Resumes are dead, some will tell you. Don't need one, shouldn't make one, never send one.

Or you still need one, but not the one you're used to. Has to be scannable. E-mailable. Online. Even better, a multi-media presentation on your own Website!

Well…no. Resumes are not dead. The process has changed in some very key ways—slapping together a quick list of your jobs and schools and, oh, yeah, some of that volunteer stuff and extracurricular clubs, is not going to fly anymore (presuming it ever did). Speaking of "key," who ever heard of "key words" a decade ago? But then, we weren't posting our resumes on Hotjobs.com, either.

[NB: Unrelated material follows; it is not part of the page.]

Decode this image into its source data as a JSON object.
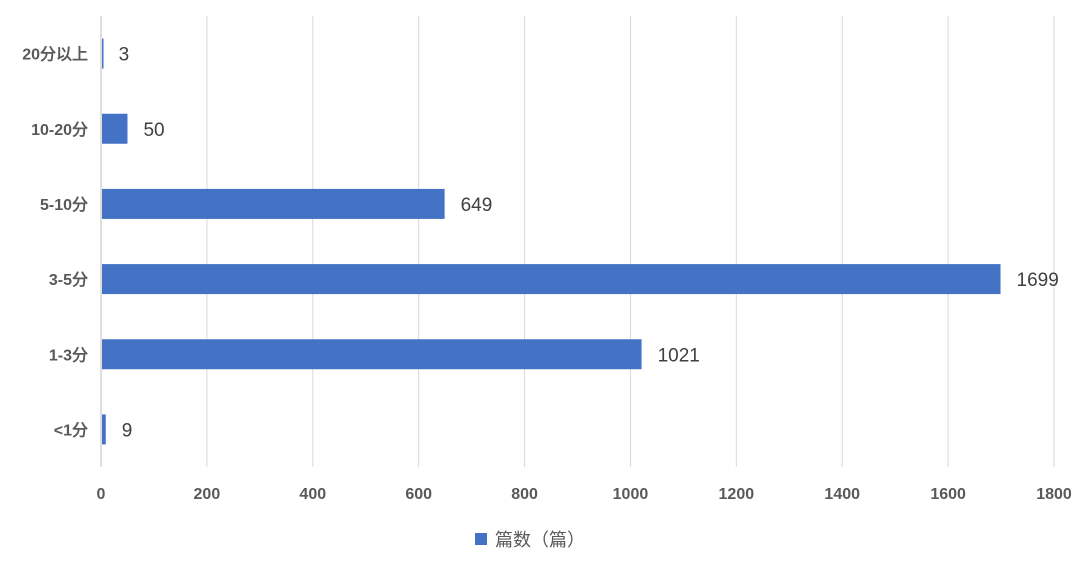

There are more and more qualified people out there for most jobs than in recent memory. So what's really changed is the level of competition and the need, more than ever, to set yourself apart from all those other contenders.

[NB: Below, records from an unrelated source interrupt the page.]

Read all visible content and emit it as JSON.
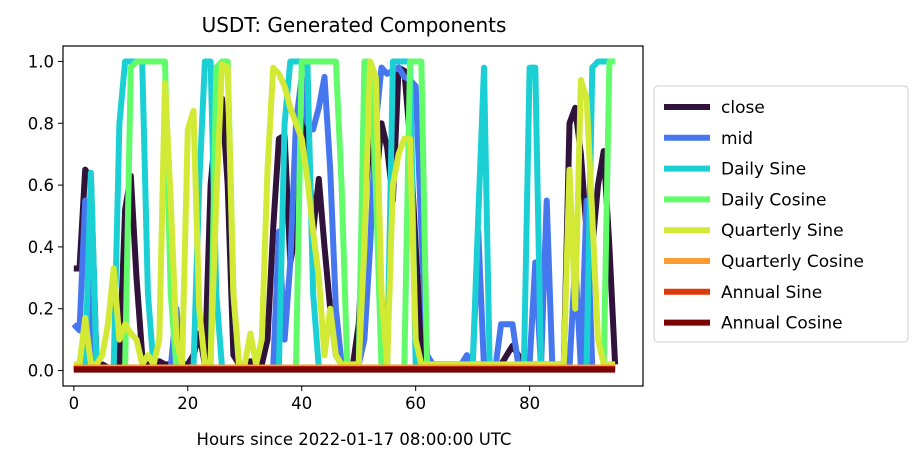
{
  "chart_data": {
    "type": "line",
    "title": "USDT: Generated Components",
    "xlabel": "Hours since 2022-01-17 08:00:00 UTC",
    "ylabel": "",
    "xlim": [
      -1.9,
      99.9
    ],
    "ylim": [
      -0.05,
      1.05
    ],
    "x_ticks": [
      0,
      20,
      40,
      60,
      80
    ],
    "y_ticks": [
      0.0,
      0.2,
      0.4,
      0.6,
      0.8,
      1.0
    ],
    "x_tick_labels": [
      "0",
      "20",
      "40",
      "60",
      "80"
    ],
    "y_tick_labels": [
      "0.0",
      "0.2",
      "0.4",
      "0.6",
      "0.8",
      "1.0"
    ],
    "grid": false,
    "legend_position": "outside-right",
    "x": [
      0,
      1,
      2,
      3,
      4,
      5,
      6,
      7,
      8,
      9,
      10,
      11,
      12,
      13,
      14,
      15,
      16,
      17,
      18,
      19,
      20,
      21,
      22,
      23,
      24,
      25,
      26,
      27,
      28,
      29,
      30,
      31,
      32,
      33,
      34,
      35,
      36,
      37,
      38,
      39,
      40,
      41,
      42,
      43,
      44,
      45,
      46,
      47,
      48,
      49,
      50,
      51,
      52,
      53,
      54,
      55,
      56,
      57,
      58,
      59,
      60,
      61,
      62,
      63,
      64,
      65,
      66,
      67,
      68,
      69,
      70,
      71,
      72,
      73,
      74,
      75,
      76,
      77,
      78,
      79,
      80,
      81,
      82,
      83,
      84,
      85,
      86,
      87,
      88,
      89,
      90,
      91,
      92,
      93,
      94,
      95
    ],
    "series": [
      {
        "name": "close",
        "color": "#30123b",
        "values": [
          0.33,
          0.33,
          0.65,
          0.62,
          0.02,
          0.02,
          0.01,
          0.01,
          0.02,
          0.52,
          0.63,
          0.3,
          0.05,
          0.02,
          0.02,
          0.03,
          0.02,
          0.02,
          0.02,
          0.02,
          0.02,
          0.05,
          0.12,
          0.02,
          0.6,
          0.8,
          0.88,
          0.6,
          0.05,
          0.02,
          0.02,
          0.03,
          0.02,
          0.02,
          0.1,
          0.46,
          0.75,
          0.76,
          0.35,
          0.45,
          0.82,
          0.75,
          0.45,
          0.62,
          0.4,
          0.2,
          0.05,
          0.02,
          0.02,
          0.02,
          0.15,
          0.5,
          0.78,
          0.6,
          0.8,
          0.72,
          0.55,
          0.98,
          0.97,
          0.75,
          0.4,
          0.1,
          0.02,
          0.02,
          0.02,
          0.02,
          0.02,
          0.02,
          0.02,
          0.02,
          0.02,
          0.02,
          0.02,
          0.02,
          0.02,
          0.02,
          0.05,
          0.08,
          0.05,
          0.02,
          0.02,
          0.02,
          0.02,
          0.02,
          0.02,
          0.02,
          0.02,
          0.8,
          0.85,
          0.7,
          0.45,
          0.4,
          0.6,
          0.71,
          0.4,
          0.02
        ]
      },
      {
        "name": "mid",
        "color": "#4777ef",
        "values": [
          0.15,
          0.13,
          0.55,
          0.01,
          0.01,
          0.01,
          0.01,
          0.01,
          0.01,
          0.01,
          0.01,
          0.01,
          0.01,
          0.01,
          0.01,
          0.01,
          0.01,
          0.01,
          0.2,
          0.01,
          0.01,
          0.01,
          0.01,
          0.01,
          0.01,
          0.01,
          0.01,
          0.01,
          0.01,
          0.01,
          0.01,
          0.01,
          0.01,
          0.01,
          0.01,
          0.01,
          0.45,
          0.1,
          0.35,
          0.8,
          0.95,
          0.8,
          0.78,
          0.85,
          0.95,
          0.65,
          0.2,
          0.02,
          0.02,
          0.02,
          0.02,
          0.1,
          0.4,
          0.8,
          0.98,
          0.96,
          0.97,
          0.98,
          0.95,
          0.94,
          0.92,
          0.45,
          0.05,
          0.02,
          0.02,
          0.02,
          0.02,
          0.02,
          0.02,
          0.05,
          0.01,
          0.45,
          0.01,
          0.01,
          0.01,
          0.15,
          0.15,
          0.15,
          0.02,
          0.02,
          0.02,
          0.35,
          0.01,
          0.55,
          0.01,
          0.01,
          0.01,
          0.01,
          0.35,
          0.01,
          0.55,
          0.01,
          0.01,
          0.01,
          0.01,
          0.01
        ]
      },
      {
        "name": "Daily Sine",
        "color": "#1bd0d5",
        "values": [
          0.01,
          0.01,
          0.01,
          0.64,
          0.01,
          0.01,
          0.01,
          0.01,
          0.8,
          1.0,
          1.0,
          1.0,
          1.0,
          0.25,
          0.01,
          0.01,
          0.01,
          0.01,
          0.01,
          0.01,
          0.01,
          0.01,
          0.6,
          1.0,
          1.0,
          0.25,
          0.01,
          0.01,
          0.01,
          0.01,
          0.01,
          0.01,
          0.01,
          0.01,
          0.01,
          0.01,
          0.01,
          0.8,
          1.0,
          1.0,
          1.0,
          1.0,
          0.25,
          0.01,
          0.01,
          0.01,
          0.01,
          0.01,
          0.01,
          0.01,
          0.01,
          0.01,
          0.01,
          0.01,
          0.01,
          0.01,
          1.0,
          1.0,
          1.0,
          1.0,
          0.01,
          0.01,
          0.01,
          0.01,
          0.01,
          0.01,
          0.01,
          0.01,
          0.01,
          0.01,
          0.01,
          0.5,
          0.98,
          0.01,
          0.01,
          0.01,
          0.01,
          0.01,
          0.01,
          0.01,
          0.98,
          0.98,
          0.01,
          0.01,
          0.01,
          0.01,
          0.01,
          0.01,
          0.01,
          0.01,
          0.01,
          0.98,
          1.0,
          1.0,
          1.0,
          1.0
        ]
      },
      {
        "name": "Daily Cosine",
        "color": "#62fc6b",
        "values": [
          0.01,
          0.01,
          0.01,
          0.01,
          0.01,
          0.01,
          0.01,
          0.01,
          0.01,
          0.01,
          0.98,
          1.0,
          1.0,
          1.0,
          1.0,
          1.0,
          1.0,
          0.25,
          0.01,
          0.01,
          0.01,
          0.01,
          0.01,
          0.01,
          0.01,
          0.98,
          1.0,
          1.0,
          0.25,
          0.01,
          0.01,
          0.01,
          0.01,
          0.01,
          0.01,
          0.01,
          0.01,
          0.01,
          0.01,
          0.01,
          1.0,
          1.0,
          1.0,
          1.0,
          1.0,
          1.0,
          1.0,
          0.6,
          0.01,
          0.01,
          0.01,
          1.0,
          1.0,
          0.6,
          0.01,
          0.01,
          0.01,
          0.01,
          0.01,
          1.0,
          1.0,
          1.0,
          0.01,
          0.01,
          0.01,
          0.01,
          0.01,
          0.01,
          0.01,
          0.01,
          0.01,
          0.01,
          0.01,
          0.01,
          0.01,
          0.01,
          0.01,
          0.01,
          0.01,
          0.01,
          0.01,
          0.01,
          0.01,
          0.01,
          0.01,
          0.01,
          0.01,
          0.01,
          0.01,
          0.01,
          0.01,
          0.01,
          0.01,
          0.01,
          1.0,
          1.0
        ]
      },
      {
        "name": "Quarterly Sine",
        "color": "#d2e935",
        "values": [
          0.02,
          0.02,
          0.17,
          0.02,
          0.02,
          0.05,
          0.15,
          0.33,
          0.1,
          0.15,
          0.12,
          0.1,
          0.02,
          0.05,
          0.02,
          0.1,
          0.93,
          0.55,
          0.1,
          0.02,
          0.78,
          0.84,
          0.2,
          0.02,
          0.03,
          0.55,
          0.99,
          0.98,
          0.25,
          0.02,
          0.02,
          0.12,
          0.02,
          0.1,
          0.65,
          0.98,
          0.96,
          0.92,
          0.85,
          0.8,
          0.75,
          0.62,
          0.45,
          0.3,
          0.05,
          0.2,
          0.05,
          0.02,
          0.02,
          0.02,
          0.02,
          0.4,
          1.0,
          0.95,
          0.25,
          0.02,
          0.6,
          0.7,
          0.75,
          0.75,
          0.1,
          0.02,
          0.02,
          0.02,
          0.02,
          0.02,
          0.02,
          0.02,
          0.02,
          0.02,
          0.02,
          0.02,
          0.02,
          0.02,
          0.02,
          0.02,
          0.02,
          0.02,
          0.02,
          0.02,
          0.02,
          0.02,
          0.02,
          0.02,
          0.02,
          0.02,
          0.02,
          0.65,
          0.2,
          0.94,
          0.88,
          0.5,
          0.1,
          0.02,
          0.02,
          0.02
        ]
      },
      {
        "name": "Quarterly Cosine",
        "color": "#fb9b32",
        "values": [
          0.01,
          0.01,
          0.01,
          0.01,
          0.01,
          0.01,
          0.01,
          0.01,
          0.01,
          0.01,
          0.01,
          0.01,
          0.01,
          0.01,
          0.01,
          0.01,
          0.01,
          0.01,
          0.01,
          0.01,
          0.01,
          0.01,
          0.01,
          0.01,
          0.01,
          0.01,
          0.01,
          0.01,
          0.01,
          0.01,
          0.01,
          0.01,
          0.01,
          0.01,
          0.01,
          0.01,
          0.01,
          0.01,
          0.01,
          0.01,
          0.01,
          0.01,
          0.01,
          0.01,
          0.01,
          0.01,
          0.01,
          0.01,
          0.01,
          0.01,
          0.01,
          0.01,
          0.01,
          0.01,
          0.01,
          0.01,
          0.01,
          0.01,
          0.01,
          0.01,
          0.01,
          0.01,
          0.01,
          0.01,
          0.01,
          0.01,
          0.01,
          0.01,
          0.01,
          0.01,
          0.01,
          0.01,
          0.01,
          0.01,
          0.01,
          0.01,
          0.01,
          0.01,
          0.01,
          0.01,
          0.01,
          0.01,
          0.01,
          0.01,
          0.01,
          0.01,
          0.01,
          0.01,
          0.01,
          0.01,
          0.01,
          0.01,
          0.01,
          0.01,
          0.01,
          0.01
        ]
      },
      {
        "name": "Annual Sine",
        "color": "#dc3a0b",
        "values": [
          0.005,
          0.005,
          0.005,
          0.005,
          0.005,
          0.005,
          0.005,
          0.005,
          0.005,
          0.005,
          0.005,
          0.005,
          0.005,
          0.005,
          0.005,
          0.005,
          0.005,
          0.005,
          0.005,
          0.005,
          0.005,
          0.005,
          0.005,
          0.005,
          0.005,
          0.005,
          0.005,
          0.005,
          0.005,
          0.005,
          0.005,
          0.005,
          0.005,
          0.005,
          0.005,
          0.005,
          0.005,
          0.005,
          0.005,
          0.005,
          0.005,
          0.005,
          0.005,
          0.005,
          0.005,
          0.005,
          0.005,
          0.005,
          0.005,
          0.005,
          0.005,
          0.005,
          0.005,
          0.005,
          0.005,
          0.005,
          0.005,
          0.005,
          0.005,
          0.005,
          0.005,
          0.005,
          0.005,
          0.005,
          0.005,
          0.005,
          0.005,
          0.005,
          0.005,
          0.005,
          0.005,
          0.005,
          0.005,
          0.005,
          0.005,
          0.005,
          0.005,
          0.005,
          0.005,
          0.005,
          0.005,
          0.005,
          0.005,
          0.005,
          0.005,
          0.005,
          0.005,
          0.005,
          0.005,
          0.005,
          0.005,
          0.005,
          0.005,
          0.005,
          0.005,
          0.005
        ]
      },
      {
        "name": "Annual Cosine",
        "color": "#7a0403",
        "values": [
          0.003,
          0.003,
          0.003,
          0.003,
          0.003,
          0.003,
          0.003,
          0.003,
          0.003,
          0.003,
          0.003,
          0.003,
          0.003,
          0.003,
          0.003,
          0.003,
          0.003,
          0.003,
          0.003,
          0.003,
          0.003,
          0.003,
          0.003,
          0.003,
          0.003,
          0.003,
          0.003,
          0.003,
          0.003,
          0.003,
          0.003,
          0.003,
          0.003,
          0.003,
          0.003,
          0.003,
          0.003,
          0.003,
          0.003,
          0.003,
          0.003,
          0.003,
          0.003,
          0.003,
          0.003,
          0.003,
          0.003,
          0.003,
          0.003,
          0.003,
          0.003,
          0.003,
          0.003,
          0.003,
          0.003,
          0.003,
          0.003,
          0.003,
          0.003,
          0.003,
          0.003,
          0.003,
          0.003,
          0.003,
          0.003,
          0.003,
          0.003,
          0.003,
          0.003,
          0.003,
          0.003,
          0.003,
          0.003,
          0.003,
          0.003,
          0.003,
          0.003,
          0.003,
          0.003,
          0.003,
          0.003,
          0.003,
          0.003,
          0.003,
          0.003,
          0.003,
          0.003,
          0.003,
          0.003,
          0.003,
          0.003,
          0.003,
          0.003,
          0.003,
          0.003,
          0.003
        ]
      }
    ]
  }
}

Nope, still need a resume. Just one that's going to require more preparation, better writing, and a more professional, eye-catching presentation.

Exactly what is a resume?

Your resume is a written (or e-mailed, scannable, or electronic) document that is intended to convince an employer that his needs and your skills and qualifications are a perfect match. Which doesn't mean you will immediately be offered the job, just that you will get in the door for an interview.

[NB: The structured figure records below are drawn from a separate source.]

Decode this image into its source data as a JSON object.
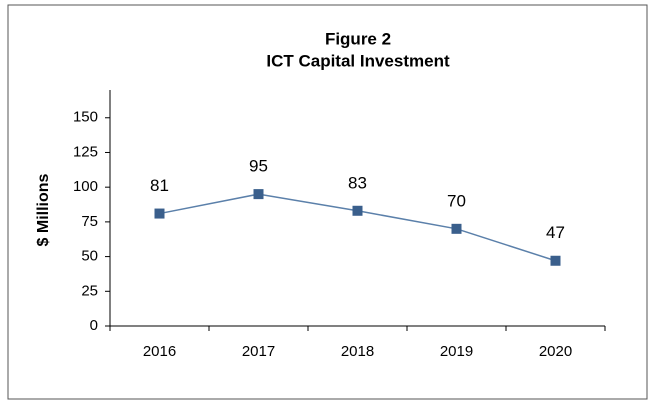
{
  "chart_data": {
    "type": "line",
    "title": "Figure 2",
    "subtitle": "ICT Capital Investment",
    "y_label": "$ Millions",
    "categories": [
      "2016",
      "2017",
      "2018",
      "2019",
      "2020"
    ],
    "values": [
      81,
      95,
      83,
      70,
      47
    ],
    "line_color": "#5b80aa",
    "marker_color": "#3a5f8c",
    "ylim": [
      0,
      170
    ],
    "yticks": [
      0,
      25,
      50,
      75,
      100,
      125,
      150
    ],
    "grid": false
  }
}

Your resume should describe you and show what you can do by highlighting what you have already done. It should include your professional and volunteer experience, special skills, education, and accomplishments.

What shouldn't your resume be? Informal, lengthy, unfocused, lacking in pertinent detail, glib, highly personal, chatty, dishonest, or overblown. Oh, and it shouldn't be a mix of 14 different type styles (with liberal use of boldface, italics, and underlines) printed on canary yellow or purple neon paper.

Who needs a resume? You do. Whatever your age, sex, marital status, religious persuasion, or hair color. Whether you're graduating from high school, college, or grad school; moving in, up, or out of a career; "transitioning" from one career to another (or from the military to anything); or reentering the workforce after any substantial interruption.

Did I omit your situation? Sorry—but you need a resume, too.

Even if you're a student just applying for a summer job, internship, or part-time work, a well-prepared, well-written, well-designed resume will set you apart, show prospective employers you're serious, and present you in the manner you want to be perceived—professional, competent, and ready to work.

What will it do for me?

An excellent resume will not get you a job all on its own. But it does demonstrate that you take yourself and your career seriously—that you've put the necessary time and thought into communicating your qualifications, accomplishments, and goals.

A good resume helps you pique a prospective employer's interest and prevents you from achieving circular-file status. Whether you're making a "cold" call or have already developed a contact within the company, your resume is the personal calling card that will help you market your skills and experience…and perhaps land you an interview.

In today's job market, networking is essential. Your friends, neighbors, relatives, and former co-workers are all significant contacts in the business world. Having a current resume comes in handy when Uncle James or Neighbor Nancy hears about a position right up your alley. Circulating your resume among your network increases your chances of landing gainful employment.

Your resume also serves as a self-assessment tool, an opportunity to complete a self-inventory and see where you've been and where you'd like to go. Creating your resume allows you to evaluate your career and set future goals.